Downsides of this are that the official state takeout and shortest walk to the car is quite a ways up the Hudson. It might be possible at higher water levels to paddle most of the way up, but there are two issues. First, the takeout is just upstream of some rapids. Second, the water level this summer was very low and at best you could paddle about 1/3 of the way up, pull the boat while walking another 1/3 but the last 1/3 required portaging over wet slimy riverbed that wasn't ideal by any means. 

Aim ultimately found the state takeout while I found the longer portage but easier takeout trail on the point at the exactly confluence of the rivers. Neither option was ideal, but in low water the longer trailed portage was the lesser of evils. 

Fortunately for us the Aire Tributary Nine.Five deflates and rolls into a fairly compact package that we wheeled up the portage trail (this was basically an old jeep road). Unfortunately, the walk is uphill (seemingly) both ways which mean the double carry of about 1 mile was not fun (could be done in a single carry for sure, but we needed to go get the other car and the portage cart (beach cart). 

I'd say if you can put in at the beginning of the release you might be able to do two runs, but it would be very close. We didn't put in until almost 11 but I'm not sure I would have done two runs anyway. 

Hopefully next year we have the skills and the confidence to run the Upper Hudson Gorge (the section below the confluence of the Indian and Hudson Rivers) down to North River, which should be a blast in a small raft. In fact, I'm hoping to do it as an overnight rafting trip. 

One of the nice things about the raft is we can live scout runs for the OC. The Indian would be a tough run in an open canoe and we'd have to run tighter lines -we hit at least two rocks that would have likely flipped an OC2- but I definitely would like to be able to run it by the end of 2017.  As fun as it was in a tiny raft, I think it would be awesome in a hardshell OC2.

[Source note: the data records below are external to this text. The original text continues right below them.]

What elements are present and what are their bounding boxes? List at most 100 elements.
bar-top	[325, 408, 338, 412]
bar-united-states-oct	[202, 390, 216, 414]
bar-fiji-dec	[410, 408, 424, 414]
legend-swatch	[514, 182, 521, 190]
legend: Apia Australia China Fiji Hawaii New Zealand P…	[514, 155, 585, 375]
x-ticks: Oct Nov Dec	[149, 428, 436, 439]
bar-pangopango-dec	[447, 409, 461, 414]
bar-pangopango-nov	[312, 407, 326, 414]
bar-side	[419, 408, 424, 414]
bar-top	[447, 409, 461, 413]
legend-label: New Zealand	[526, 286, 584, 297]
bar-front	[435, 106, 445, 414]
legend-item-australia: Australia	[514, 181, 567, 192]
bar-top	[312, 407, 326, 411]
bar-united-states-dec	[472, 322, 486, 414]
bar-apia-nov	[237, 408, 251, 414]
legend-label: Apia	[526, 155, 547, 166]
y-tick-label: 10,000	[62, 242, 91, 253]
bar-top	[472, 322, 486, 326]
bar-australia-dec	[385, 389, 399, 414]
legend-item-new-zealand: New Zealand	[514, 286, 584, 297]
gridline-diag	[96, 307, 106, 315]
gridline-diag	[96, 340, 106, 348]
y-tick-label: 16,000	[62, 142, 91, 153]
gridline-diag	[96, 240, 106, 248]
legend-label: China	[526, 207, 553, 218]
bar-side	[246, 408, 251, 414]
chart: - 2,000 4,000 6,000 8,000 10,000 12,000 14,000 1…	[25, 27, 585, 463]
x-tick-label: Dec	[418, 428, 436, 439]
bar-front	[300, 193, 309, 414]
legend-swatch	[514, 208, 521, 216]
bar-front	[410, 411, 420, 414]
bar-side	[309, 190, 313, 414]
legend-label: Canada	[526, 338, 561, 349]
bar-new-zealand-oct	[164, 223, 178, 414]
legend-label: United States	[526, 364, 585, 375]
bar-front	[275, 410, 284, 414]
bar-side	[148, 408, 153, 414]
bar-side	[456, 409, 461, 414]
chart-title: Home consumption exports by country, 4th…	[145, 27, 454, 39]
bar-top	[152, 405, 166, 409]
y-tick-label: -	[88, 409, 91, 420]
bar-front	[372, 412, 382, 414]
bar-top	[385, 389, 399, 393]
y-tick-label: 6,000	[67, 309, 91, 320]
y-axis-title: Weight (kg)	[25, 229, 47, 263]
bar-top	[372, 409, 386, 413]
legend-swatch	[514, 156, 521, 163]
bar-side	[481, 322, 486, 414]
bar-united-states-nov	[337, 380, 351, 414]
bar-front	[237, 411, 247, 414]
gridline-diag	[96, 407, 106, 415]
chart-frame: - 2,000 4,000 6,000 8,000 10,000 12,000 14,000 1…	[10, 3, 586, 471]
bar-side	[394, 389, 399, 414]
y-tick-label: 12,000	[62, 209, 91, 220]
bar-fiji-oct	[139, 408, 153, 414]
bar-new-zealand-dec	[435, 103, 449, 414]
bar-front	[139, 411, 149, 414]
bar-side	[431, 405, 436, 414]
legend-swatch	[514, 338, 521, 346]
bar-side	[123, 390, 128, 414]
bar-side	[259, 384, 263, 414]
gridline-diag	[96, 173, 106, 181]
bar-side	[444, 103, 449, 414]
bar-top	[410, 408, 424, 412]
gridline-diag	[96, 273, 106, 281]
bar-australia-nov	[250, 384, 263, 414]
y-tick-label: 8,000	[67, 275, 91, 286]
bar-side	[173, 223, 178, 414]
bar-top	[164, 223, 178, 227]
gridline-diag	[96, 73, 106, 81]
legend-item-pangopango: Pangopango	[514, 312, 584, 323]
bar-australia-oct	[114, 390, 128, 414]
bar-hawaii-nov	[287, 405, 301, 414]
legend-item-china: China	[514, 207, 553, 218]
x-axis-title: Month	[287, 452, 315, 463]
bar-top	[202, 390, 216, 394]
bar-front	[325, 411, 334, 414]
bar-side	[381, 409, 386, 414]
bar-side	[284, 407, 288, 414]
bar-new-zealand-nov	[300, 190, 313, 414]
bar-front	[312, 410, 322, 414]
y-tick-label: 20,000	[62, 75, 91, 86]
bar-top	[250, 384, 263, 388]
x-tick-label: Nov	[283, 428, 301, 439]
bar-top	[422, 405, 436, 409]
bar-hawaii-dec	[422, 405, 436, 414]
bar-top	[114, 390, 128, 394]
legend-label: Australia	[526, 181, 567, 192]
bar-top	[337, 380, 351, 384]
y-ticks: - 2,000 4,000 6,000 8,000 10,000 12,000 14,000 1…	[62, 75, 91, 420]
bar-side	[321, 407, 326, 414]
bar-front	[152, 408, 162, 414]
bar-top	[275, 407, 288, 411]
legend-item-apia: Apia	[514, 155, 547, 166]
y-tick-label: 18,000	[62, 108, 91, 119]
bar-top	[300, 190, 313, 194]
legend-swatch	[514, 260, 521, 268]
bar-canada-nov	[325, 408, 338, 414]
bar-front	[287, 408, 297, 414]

Indian River R2 Labor Day 2016 from Mountain Visions on Vimeo.
More practice in the Aire Tributary Nine.Five HD. After running familar rivers like the Deerfield (II(III)) and Sacandaga (II-III) several times since purchasing the raft, we stepped it up to the fairly continuous Class III rapids and big waves of the Indian River, which is the access point/warmup for the Hudson River Gorge -one of the premier rafting trips in the east or perhaps anywhere in the US. The Nine.Five has actually been a lot more fun than I expected, and I'm really happy with it. I don't think I'd have enjoyed a bigger raft or one with less kick.